- Raanjhan song cover featuring actors Kriti Sanon and Shaheer Sheikh

Song by Parampara Tandon

from the album Do Patti
- Language: Hindi
- Released: 4 October 2024
- Recorded: 2023
- Length: 4:00
- Label: T-Series
- Composer: Sachet–Parampara
- Lyricist: Kausar Munir

Music video
- "Raanjhan" on YouTube

= Raanjhan =

Song performed by Parampara Tandon

"Raanjhan" is an Indian Hindi-language song for the soundtrack album of the 2024 Netflix Hindi film Do Patti. It was performed by Parampara Tandon with music composed by the duo Sachet–Parampara. The lyrics were penned by Kausar Munir. The song was released on 4 October 2024. It was the first single released from the film's soundtrack. The music video of the song is picturised on the lead pair of the film, Kriti Sanon and Shaheer Sheikh. It hints at the film's central mystery, showing Kriti's character drinking at a club in sadness while Shaheer looks on disapprovingly.

According to a review from Business Standard, "Raanjhan" effectively captures the "pain and longing that follow a breakup". The publication noted that the calming melody and lyrics resonated with audiences. "Raanjhan" accumulated over 300 million streams on Spotify. The song peaked at #1 on "India Songs" for consecutive five weeks through 5 April 2025 to 3 May 2025. The song peaked at #3 on "Official Asian Music Chart" for consecutive three weeks through 3 January 2025 to 17 January 2025. It also entered the "Billboard Global 200" chart and peaked at the 194th position in the week of 26 April 2025. "Raanjhan" peaked at #86 on the "Billboard Global Excl. US" chart, in the week of 26 April 2025. On the "UAE Mena Chart", the song peaked at #11, in the week of 28 March 2025.
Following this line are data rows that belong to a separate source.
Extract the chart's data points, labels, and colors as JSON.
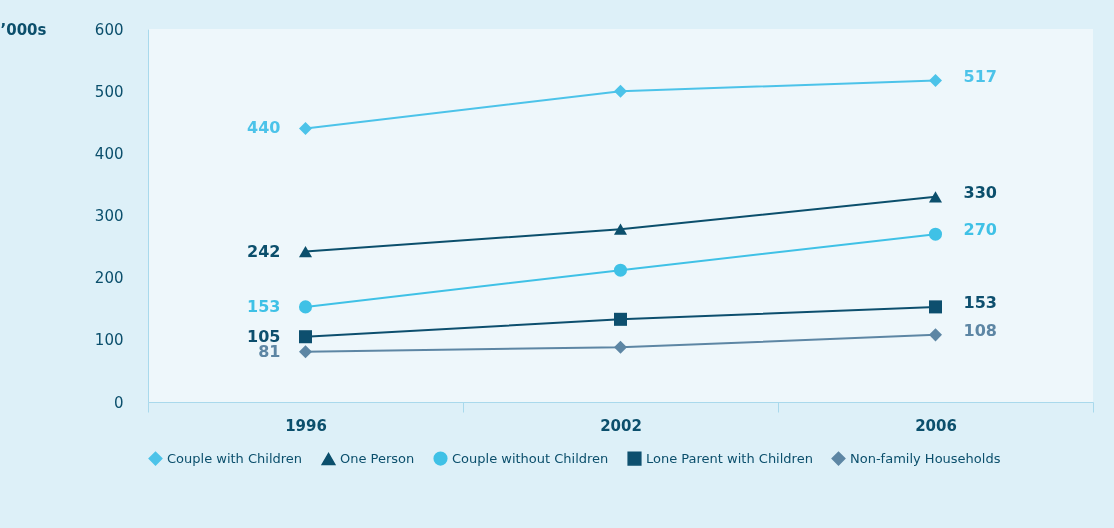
{
  "chart_data": {
    "type": "line",
    "ylabel": "’000s",
    "categories": [
      "1996",
      "2002",
      "2006"
    ],
    "ylim": [
      0,
      600
    ],
    "yticks": [
      0,
      100,
      200,
      300,
      400,
      500,
      600
    ],
    "grid": false,
    "legend": "bottom",
    "series": [
      {
        "name": "Couple with Children",
        "color": "#4cc3e9",
        "marker": "diamond",
        "values": [
          440,
          500,
          517
        ],
        "value_labels": [
          "440",
          null,
          "517"
        ]
      },
      {
        "name": "One Person",
        "color": "#0b4f6c",
        "marker": "triangle",
        "values": [
          242,
          278,
          330
        ],
        "value_labels": [
          "242",
          null,
          "330"
        ]
      },
      {
        "name": "Couple without Children",
        "color": "#3fc1e6",
        "marker": "circle",
        "values": [
          153,
          212,
          270
        ],
        "value_labels": [
          "153",
          null,
          "270"
        ]
      },
      {
        "name": "Lone Parent with Children",
        "color": "#0d4f6e",
        "marker": "square",
        "values": [
          105,
          133,
          153
        ],
        "value_labels": [
          "105",
          null,
          "153"
        ]
      },
      {
        "name": "Non-family Households",
        "color": "#5d86a4",
        "marker": "diamond",
        "values": [
          81,
          88,
          108
        ],
        "value_labels": [
          "81",
          null,
          "108"
        ]
      }
    ]
  }
}
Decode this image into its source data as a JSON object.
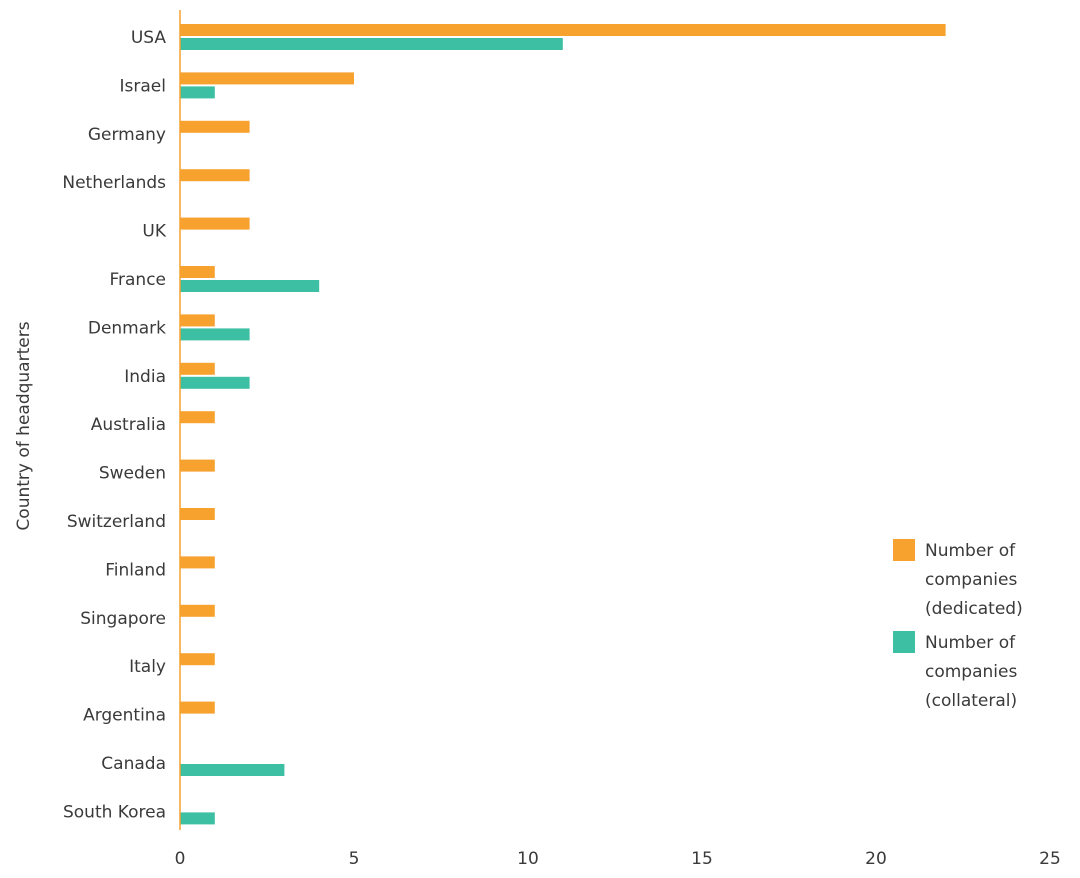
{
  "chart_data": {
    "type": "bar",
    "orientation": "horizontal",
    "ylabel": "Country of headquarters",
    "xlabel": "",
    "xlim": [
      0,
      25
    ],
    "xticks": [
      0,
      5,
      10,
      15,
      20,
      25
    ],
    "grid": false,
    "legend_position": "right",
    "categories": [
      "USA",
      "Israel",
      "Germany",
      "Netherlands",
      "UK",
      "France",
      "Denmark",
      "India",
      "Australia",
      "Sweden",
      "Switzerland",
      "Finland",
      "Singapore",
      "Italy",
      "Argentina",
      "Canada",
      "South Korea"
    ],
    "series": [
      {
        "name": "Number of companies (dedicated)",
        "legend_lines": [
          "Number of",
          "companies",
          "(dedicated)"
        ],
        "color": "#f7a12f",
        "values": [
          22,
          5,
          2,
          2,
          2,
          1,
          1,
          1,
          1,
          1,
          1,
          1,
          1,
          1,
          1,
          0,
          0
        ]
      },
      {
        "name": "Number of companies (collateral)",
        "legend_lines": [
          "Number of",
          "companies",
          "(collateral)"
        ],
        "color": "#3dbfa4",
        "values": [
          11,
          1,
          0,
          0,
          0,
          4,
          2,
          2,
          0,
          0,
          0,
          0,
          0,
          0,
          0,
          3,
          1
        ]
      }
    ],
    "axis_color": "#f7a12f"
  }
}
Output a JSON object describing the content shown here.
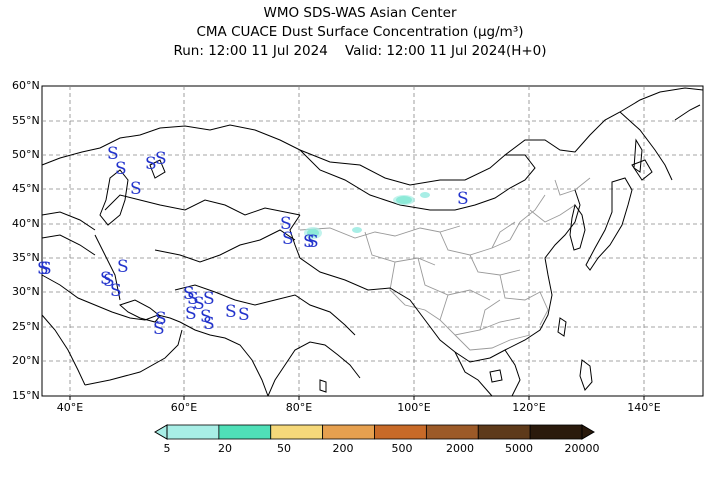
{
  "title": {
    "line1": "WMO SDS-WAS Asian Center",
    "line2": "CMA CUACE Dust Surface Concentration (μg/m³)",
    "line3_run": "Run: 12:00 11 Jul 2024",
    "line3_valid": "Valid: 12:00 11 Jul 2024(H+0)"
  },
  "map": {
    "lat_labels": [
      "60°N",
      "55°N",
      "50°N",
      "45°N",
      "40°N",
      "35°N",
      "30°N",
      "25°N",
      "20°N",
      "15°N"
    ],
    "lon_labels": [
      "40°E",
      "60°E",
      "80°E",
      "100°E",
      "120°E",
      "140°E"
    ],
    "extent": {
      "lon_min": 35,
      "lon_max": 150,
      "lat_min": 15,
      "lat_max": 60
    },
    "dust_marker_symbol": "S",
    "colors": {
      "coast": "#000000",
      "province": "#9a9a9a",
      "grid": "#888888",
      "dust_symbol": "#2233cc"
    }
  },
  "colorbar": {
    "labels": [
      "5",
      "20",
      "50",
      "200",
      "500",
      "2000",
      "5000",
      "20000"
    ],
    "colors": [
      "#a8eee6",
      "#4fe0b8",
      "#f5d87a",
      "#e6a04f",
      "#c86a28",
      "#9c5a28",
      "#5e3a1a",
      "#2a1a0c"
    ]
  }
}
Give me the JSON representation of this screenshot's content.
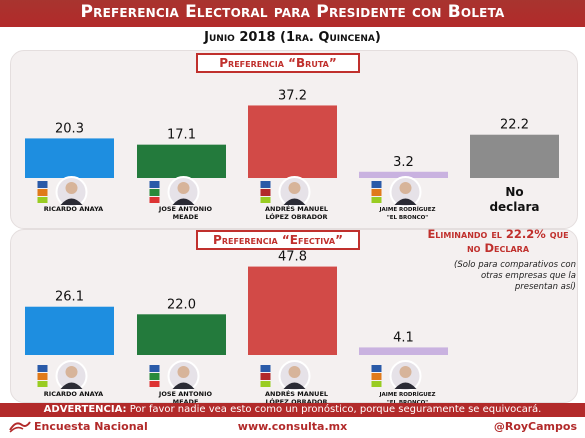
{
  "header": {
    "title": "Preferencia Electoral para Presidente con Boleta",
    "subtitle": "Junio 2018 (1ra. Quincena)"
  },
  "notes": {
    "eliminando": "Eliminando el 22.2% que no Declara",
    "aclaracion": "(Solo para comparativos con otras empresas que la presentan así)"
  },
  "advertencia": {
    "label": "ADVERTENCIA:",
    "text": "Por favor nadie vea esto como un pronóstico, porque seguramente se equivocará."
  },
  "footer": {
    "left": "Encuesta Nacional",
    "center": "www.consulta.mx",
    "right": "@RoyCampos"
  },
  "candidates": [
    {
      "name": [
        "RICARDO ANAYA"
      ],
      "color": "#1e8ee0"
    },
    {
      "name": [
        "JOSE ANTONIO",
        "MEADE"
      ],
      "color": "#237a3c"
    },
    {
      "name": [
        "ANDRÉS MANUEL",
        "LÓPEZ OBRADOR"
      ],
      "color": "#d24a47"
    },
    {
      "name": [
        "JAIME RODRÍGUEZ",
        "\"EL BRONCO\""
      ],
      "color": "#c9b2e0"
    },
    {
      "name": [
        "No",
        "declara"
      ],
      "color": "#8c8c8c"
    }
  ],
  "chart_data": [
    {
      "type": "bar",
      "title": "Preferencia “Bruta”",
      "categories": [
        "Ricardo Anaya",
        "José Antonio Meade",
        "Andrés Manuel López Obrador",
        "Jaime Rodríguez \"El Bronco\"",
        "No declara"
      ],
      "values": [
        20.3,
        17.1,
        37.2,
        3.2,
        22.2
      ],
      "labels": [
        "20.3",
        "17.1",
        "37.2",
        "3.2",
        "22.2"
      ]
    },
    {
      "type": "bar",
      "title": "Preferencia “Efectiva”",
      "categories": [
        "Ricardo Anaya",
        "José Antonio Meade",
        "Andrés Manuel López Obrador",
        "Jaime Rodríguez \"El Bronco\""
      ],
      "values": [
        26.1,
        22.0,
        47.8,
        4.1
      ],
      "labels": [
        "26.1",
        "22.0",
        "47.8",
        "4.1"
      ]
    }
  ]
}
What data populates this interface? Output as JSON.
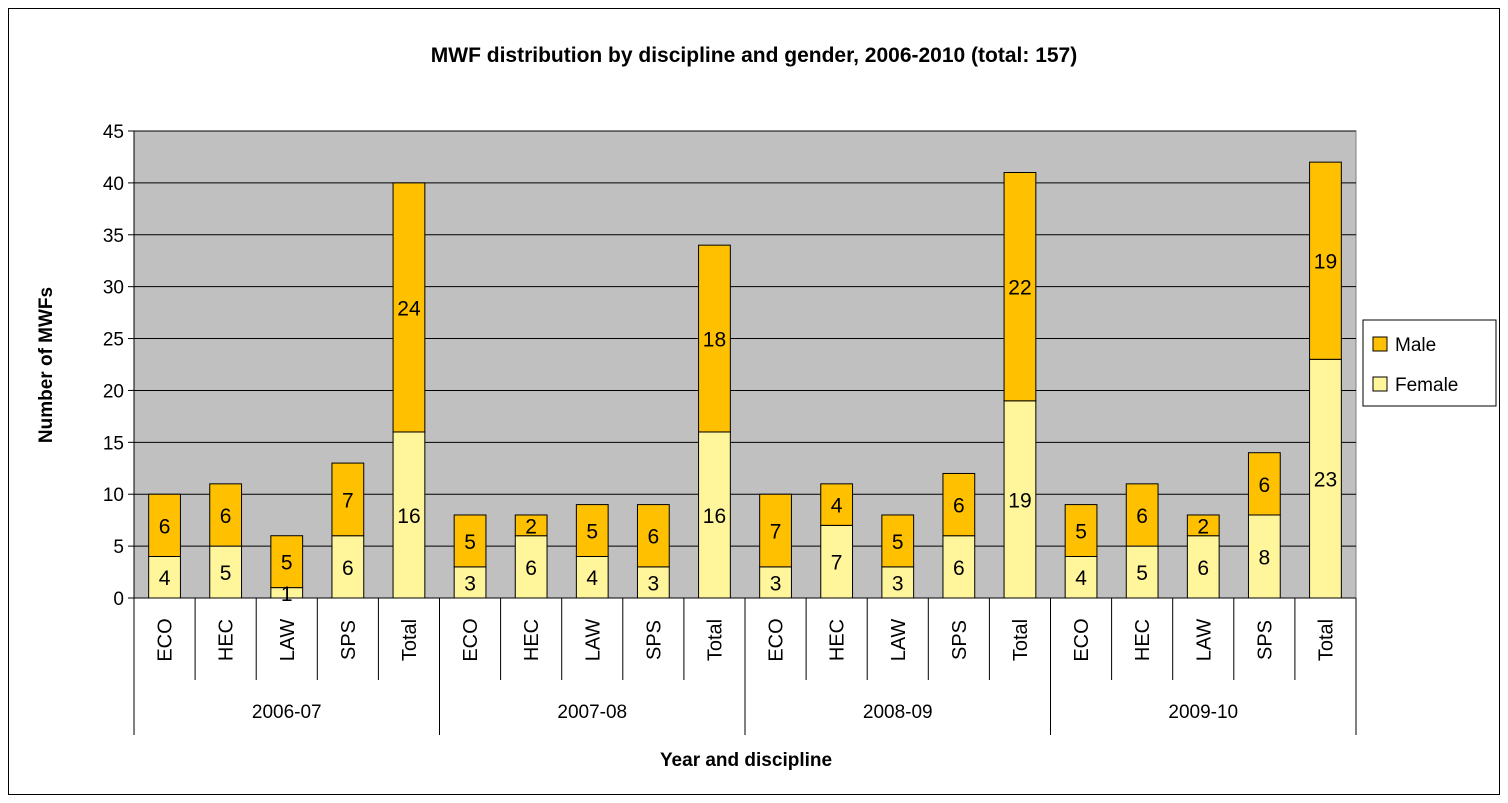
{
  "chart_data": {
    "type": "bar",
    "stacked": true,
    "title": "MWF distribution by discipline and gender, 2006-2010 (total: 157)",
    "xlabel": "Year and discipline",
    "ylabel": "Number of MWFs",
    "ylim": [
      0,
      45
    ],
    "yticks": [
      0,
      5,
      10,
      15,
      20,
      25,
      30,
      35,
      40,
      45
    ],
    "grid": true,
    "legend_position": "right",
    "groups": [
      {
        "label": "2006-07",
        "categories": [
          "ECO",
          "HEC",
          "LAW",
          "SPS",
          "Total"
        ]
      },
      {
        "label": "2007-08",
        "categories": [
          "ECO",
          "HEC",
          "LAW",
          "SPS",
          "Total"
        ]
      },
      {
        "label": "2008-09",
        "categories": [
          "ECO",
          "HEC",
          "LAW",
          "SPS",
          "Total"
        ]
      },
      {
        "label": "2009-10",
        "categories": [
          "ECO",
          "HEC",
          "LAW",
          "SPS",
          "Total"
        ]
      }
    ],
    "series": [
      {
        "name": "Female",
        "color": "#FFF59B",
        "values": [
          4,
          5,
          1,
          6,
          16,
          3,
          6,
          4,
          3,
          16,
          3,
          7,
          3,
          6,
          19,
          4,
          5,
          6,
          8,
          23
        ]
      },
      {
        "name": "Male",
        "color": "#FFC000",
        "values": [
          6,
          6,
          5,
          7,
          24,
          5,
          2,
          5,
          6,
          18,
          7,
          4,
          5,
          6,
          22,
          5,
          6,
          2,
          6,
          19
        ]
      }
    ],
    "legend_order": [
      "Male",
      "Female"
    ],
    "plot_background": "#C0C0C0"
  }
}
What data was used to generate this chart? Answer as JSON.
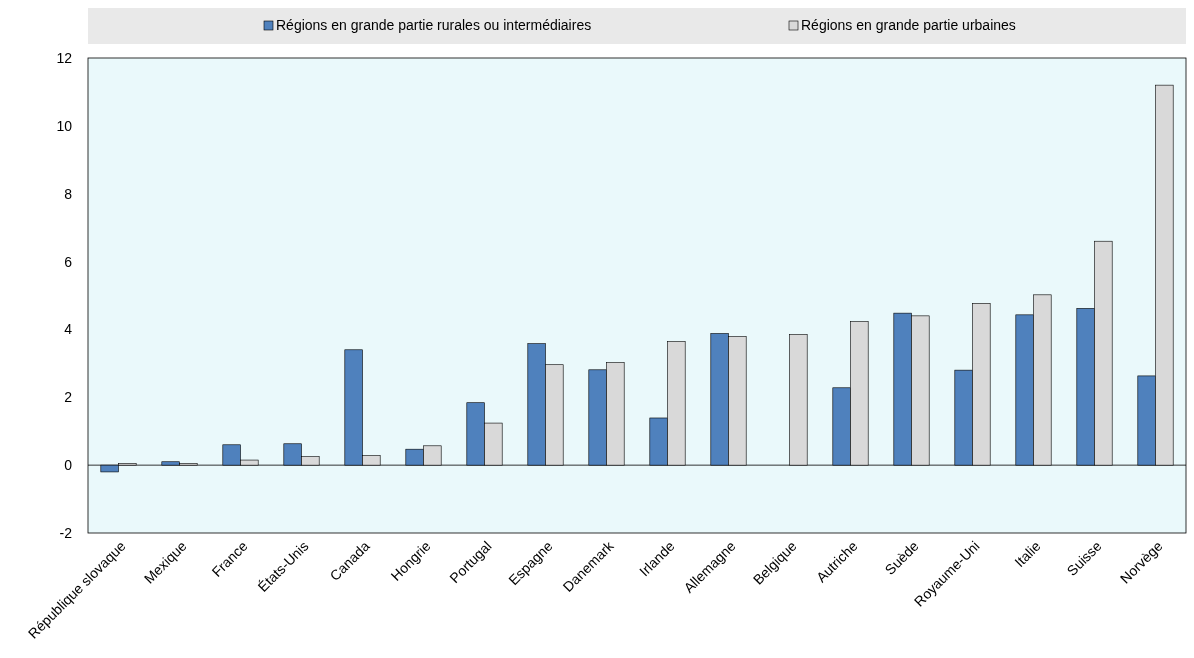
{
  "chart_data": {
    "type": "bar",
    "categories": [
      "République slovaque",
      "Mexique",
      "France",
      "États-Unis",
      "Canada",
      "Hongrie",
      "Portugal",
      "Espagne",
      "Danemark",
      "Irlande",
      "Allemagne",
      "Belgique",
      "Autriche",
      "Suède",
      "Royaume-Uni",
      "Italie",
      "Suisse",
      "Norvège"
    ],
    "series": [
      {
        "name": "Régions en grande partie rurales ou intermédiaires",
        "color": "#4f81bd",
        "values": [
          -0.2,
          0.1,
          0.6,
          0.63,
          3.4,
          0.47,
          1.84,
          3.58,
          2.81,
          1.39,
          3.88,
          null,
          2.28,
          4.48,
          2.8,
          4.43,
          4.62,
          2.63
        ]
      },
      {
        "name": "Régions en grande partie urbaines",
        "color": "#d9d9d9",
        "values": [
          0.05,
          0.05,
          0.15,
          0.25,
          0.28,
          0.57,
          1.24,
          2.96,
          3.02,
          3.64,
          3.79,
          3.85,
          4.23,
          4.4,
          4.77,
          5.02,
          6.6,
          11.2
        ]
      }
    ],
    "ylim": [
      -2,
      12
    ],
    "yticks": [
      -2,
      0,
      2,
      4,
      6,
      8,
      10,
      12
    ],
    "legend": "top"
  }
}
In August 2025, nearly a year after its release, "Raanjhan" was at the center of a plagiarism controversy. International music producer KMKZ had claimed that the T-Series label and the composing duo Sachet-Parampara had copied his beats without permission or credit. In response, the composing duo denied the plagiarism claims and also announced they are pursuing legal action, including filing a defamation case against the producer.